Muitos têm
definido o homem, e em geral o têm definido em contraste com os bichos. Por
isso, nas definições do homem, é frequente o uso da frase "o homem é um
bicho..." e um adjectivo, ou "o homem é um bicho que..." e
diz-se o quê, ou "o homem é um meta-bicho" e aí já não se diz mais
nada.
O homem é
então um meta-bicho, um bicho que se observa a si mesmo, ou melhor, um
meta-bicho que observa um bicho, pois é o ato de observar que acrescenta o meta
ao bicho. É fundamental realçar que o bicho e o meta-bicho têm que ser
necessariamente o mesmo. A observação de um outro bicho não faz do bicho
meta-bicho, muito antes pelo contrário, bichifica-o, se me é permitido dizê-lo,
pois a comparação tem por objetivo último a competição, a procura da vantagem.

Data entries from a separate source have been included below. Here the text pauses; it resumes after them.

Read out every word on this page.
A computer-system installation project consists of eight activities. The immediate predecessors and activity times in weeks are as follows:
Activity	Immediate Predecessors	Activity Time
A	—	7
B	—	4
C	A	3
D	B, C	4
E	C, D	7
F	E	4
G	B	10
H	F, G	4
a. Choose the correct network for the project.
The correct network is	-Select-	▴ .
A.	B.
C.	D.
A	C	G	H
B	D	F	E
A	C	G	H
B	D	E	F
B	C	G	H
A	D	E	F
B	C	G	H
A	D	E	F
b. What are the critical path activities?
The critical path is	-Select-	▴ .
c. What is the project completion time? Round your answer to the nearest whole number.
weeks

Já a auto-observação de um bicho carece de utilidade, dado ser uma verdade
insofismável a impossibilidade de qualquer ser, mesmo um bicho, procurar
vantagem de si próprio. Acho que fica assim claro que quando um bicho se
observa a si próprio não pode ser um bicho, sendo certamente um meta-bicho.
Mas surge
agora uma aparente incoerência que não devemos ignorar, o meta-bicho, ao
observar-se a si próprio não pode estar a observar um bicho, está a observar um
meta-bicho. Isso leva-nos a ter de redefinir meta-bicho como o meta-bicho que
observa o meta-bicho. Dirão os leitores que isso é impossível, dado que esta definição
contradiz a anterior, mas não é bem assim como irei procurar explicar. É
frequente o meta-bicho observar, um pouco embevecido, naturalmente, o
meta-bicho. Diz-se, dar-se ares de meta-bicho, comparar-se com os bichos e
ser-lhe clara a diferença, a distância. Para isso nem sequer necessito de
referir a observação que Pessoa faz do camponês de Loures, que todos sabemos
não existir e ser uma mera efabulação de Pessoa para melhor se observar. Também
eu já caí nessa armadilha, eu que sou pouco na ordem dos que pensam, e nada se
me comparar a Pessoa, também já me julguei um meta-bicho da cidade que ouvia os
Joys Divisions de Manchester e observar com alguma displicência os bichos de
minha aldeia a vibrarem com os Marcos Paulos não sei donde, e nessa observação
não havia uma comparação com eles, pois éramos de diferentes ordens de
grandeza, mas sim uma comparação com o meta-bicho que eu próprio era. Pois,
como já tinha referido, o meta-bicho adora observar-se a si próprio.
Mas ainda
não é tudo. Nessa minha observação fui-me apercebendo da ausência de distância
nas emoções, entre Manchester, a minha cidade e a minha aldeia. Antes pelo
contrário, por vezes até senti inveja dos bichos da minha aldeia, da forma
simples como vibravam, sem demasiadas articulações. Por falta de disciplina dei
comigo a vestir-me das suas emoções e a observar o meta-bicho que eu era. Desta
forma percebi muitas coisas que não tinha percebido antes, desconheci-me. E o
que é isto senão o bicho a observar o meta-bicho. Sou obrigado a concluir,
portanto, que o meta-bicho só pode ser o bicho que observa o meta-bicho.